时间:2023-05-28  来源:  作者:秦兮
汪大太太也沉默了一瞬,自家的女儿自家疼,汪悦榕自小就是她的掌上明珠,她哪里有不爱的?只是女儿现在嫁了人了,就是人家的人了,若是伯府不提这事儿,她们娘家也不好说。
她叹了声气:“那个孩子只要听见伯爷没事儿,心里就比吃了蜜糖还甜了。只怕过不过这个生辰,她也是不在意的。罢了,到了那天,咱们想办法把她接到家里来, 吃顿饭也就罢了,您看怎么样?”
汪老太太也点了点头:“如此也罢了,他们家中多事, 咱们也多体谅体谅。做亲家的, 以后还是长长久久的,反正只要他们小两口感情好,咱们难道还怕伯爷怠慢了咱们家闺女儿吗?”
这倒是的,提起苏嵘,哪怕是汪大太太都不禁满脸笑容,都说丈母娘看女婿,越看越喜欢,她现在看苏嵘就是如此。
年纪虽然比汪悦榕大了些,但是知道疼人,而且难得的是有本事。
这次在战场,他的功劳是最响亮的,她已经听许多亲戚提起来过,苏嵘这回回来,不管如何,只怕是要靠着军功再晋升的!伯爵再往上,那可是侯爵了!
本朝那些元勋,最后还剩下几家?
便是剩下的,也都是苟延残喘罢了。
唯有苏家,如今是在肉眼可见的走上升的路,而且侯爵还是靠着苏嵘自己拼来得。
以后她女儿的诰命比她的还高。
她笑着点点头:“是了, 还是老太太您眼界宽,看的比我们这些小辈要清楚明白的多。
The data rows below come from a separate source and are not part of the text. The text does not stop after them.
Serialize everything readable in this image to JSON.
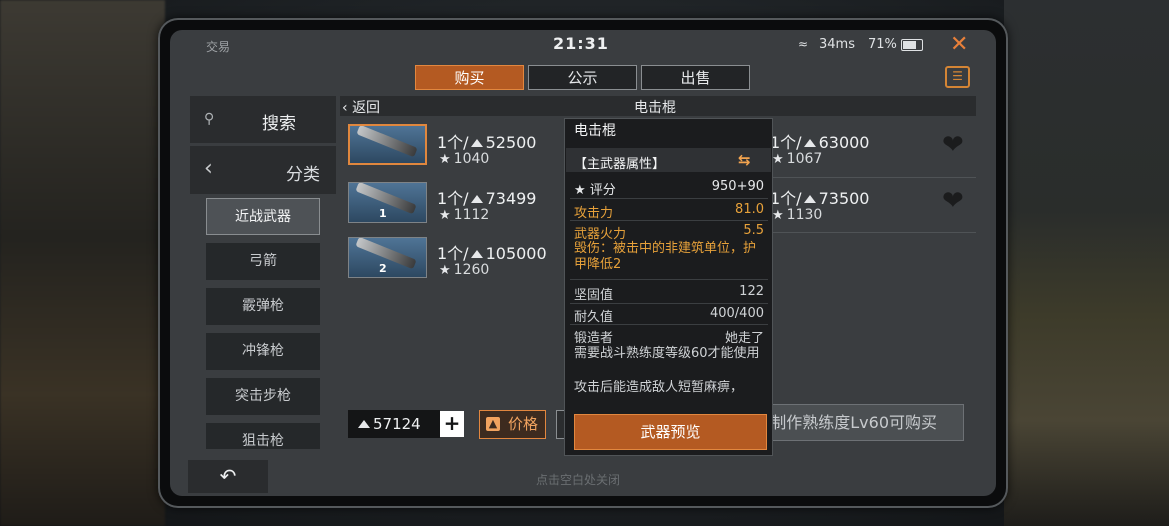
{
  "status": {
    "app_label": "交易",
    "time": "21:31",
    "ping": "34ms",
    "battery": "71%"
  },
  "tabs": [
    {
      "label": "购买",
      "active": true
    },
    {
      "label": "公示",
      "active": false
    },
    {
      "label": "出售",
      "active": false
    }
  ],
  "sidebar": {
    "search": "搜索",
    "category": "分类",
    "categories": [
      "近战武器",
      "弓箭",
      "霰弹枪",
      "冲锋枪",
      "突击步枪",
      "狙击枪"
    ]
  },
  "breadcrumb": {
    "back": "返回",
    "title": "电击棍"
  },
  "listings": [
    {
      "qty": "1个/",
      "price": "52500",
      "score": "1040",
      "level": ""
    },
    {
      "qty": "1个/",
      "price": "63000",
      "score": "1067",
      "level": ""
    },
    {
      "qty": "1个/",
      "price": "73499",
      "score": "1112",
      "level": "1"
    },
    {
      "qty": "1个/",
      "price": "73500",
      "score": "1130",
      "level": ""
    },
    {
      "qty": "1个/",
      "price": "105000",
      "score": "1260",
      "level": "2"
    }
  ],
  "footer": {
    "funds": "57124",
    "price_sort": "价格",
    "buy_requirement": "制作熟练度Lv60可购买",
    "close_hint": "点击空白处关闭"
  },
  "tooltip": {
    "title": "电击棍",
    "section": "【主武器属性】",
    "score_label": "评分",
    "score_value": "950+90",
    "attack_label": "攻击力",
    "attack_value": "81.0",
    "fire_label": "武器火力",
    "fire_value": "5.5",
    "damage_text": "毁伤：被击中的非建筑单位，护甲降低2",
    "hardness_label": "坚固值",
    "hardness_value": "122",
    "durability_label": "耐久值",
    "durability_value": "400/400",
    "forger_label": "锻造者",
    "forger_value": "她走了",
    "requirement": "需要战斗熟练度等级60才能使用",
    "effect": "攻击后能造成敌人短暂麻痹，",
    "preview_button": "武器预览"
  },
  "colors": {
    "accent": "#b45a22",
    "accent_border": "#e2873f",
    "highlight_text": "#e7a13a"
  }
}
那就按照您说的办,我现在只希望女婿能够顺顺畅畅的回来,如此一来,我也没什么好担心的了。”
“什么没什么好担心的?”
婆媳俩正亲亲热热的说着话,汪大太太便听见身后传来熟悉的声音,不由得便笑了一声,急忙站起身来,喊了一声老爷,又上去自然而然的接汪大老爷进来。
她笑着道:“正在这里跟母亲说纷纷的生辰呢,纷纷的生辰不是马上便到了吗?我们说,今年怕是伯府不好帮纷纷办的,打算把纷纷接回来吃顿饭。”
汪大老爷挑了挑眉,听见说是为了这個,便也点了点头:“这也是正理,一般都是办整生,她如今又不是整岁生辰,伯府那样的情况,不办也好。到了时间,你就派马车和老大去接她回来,咱们自己家人庆贺庆贺就行了。”
见丈夫也是这么说,汪大太太自然是连声应是,又问他:“最近就忙成这样?看你都瘦了一圈儿了。”
闻言,汪老太太也朝着儿子看过去,打量了一会儿之后便点头:“是瘦了,也要照顾好自己的身体才是。”
汪大老爷苦笑了一声,揉了揉自己的眉心:“儿子心里都有数,母亲尽管放心就是。只是最近圣上万寿,各地来献礼的络绎不绝,礼部和太常寺得安排这些人,年年都有这么一度,您别担心。”
汪老太太提起这个便笑了起来:“说起来,这回还跟往年有些不同。往年哪儿有今年热闹?我听说,今年来献万寿节礼的,还有祥瑞呢。”
汪大老爷咳嗽了一声,面色顿时有些微妙:“是啊,通体白色的白鹿,说是天降祥瑞,这是浙江总督庞清平献上来的。说起来,从前这位可不是这样的性子......”
所谓的祥瑞,大家心中都有数,不过是一些穿凿附会的东西罢了,只不过是为了讨好圣上。
这一次庞清平来这一出,还真是跌破了许多人的眼睛。
汪老太太也跟着笑了一回,并没有对庞清平的行为做出什么评价,反而去问汪大老爷:“我还想问问呢,云南那边,进献了何物啊?”
如今萧恒在云南打仗,云南的事,说起来是他跟廖总督一道处置,万寿节礼,他这个做孙子的送的礼物可是被不少人关心。
这个礼物,也的确是很关键。
汪大老爷摇了摇头:“云南的使者还未到京城,所以儿子如今也不知道。”
汪老太太也没说什么,毕竟人家使者都还没来呢,总不能未卜先知。
她哦了一声,便催促汪大老爷回去休息。
汪大老爷轻声答应了,走到一半又停下来:“哦对了,母亲,纷纷的生辰,到时候可别忘了把二妹妹也接回来,贺太太现在是大门不出二门不迈,咱们若是再不把她接回来住几天,只怕她也难得出来了。”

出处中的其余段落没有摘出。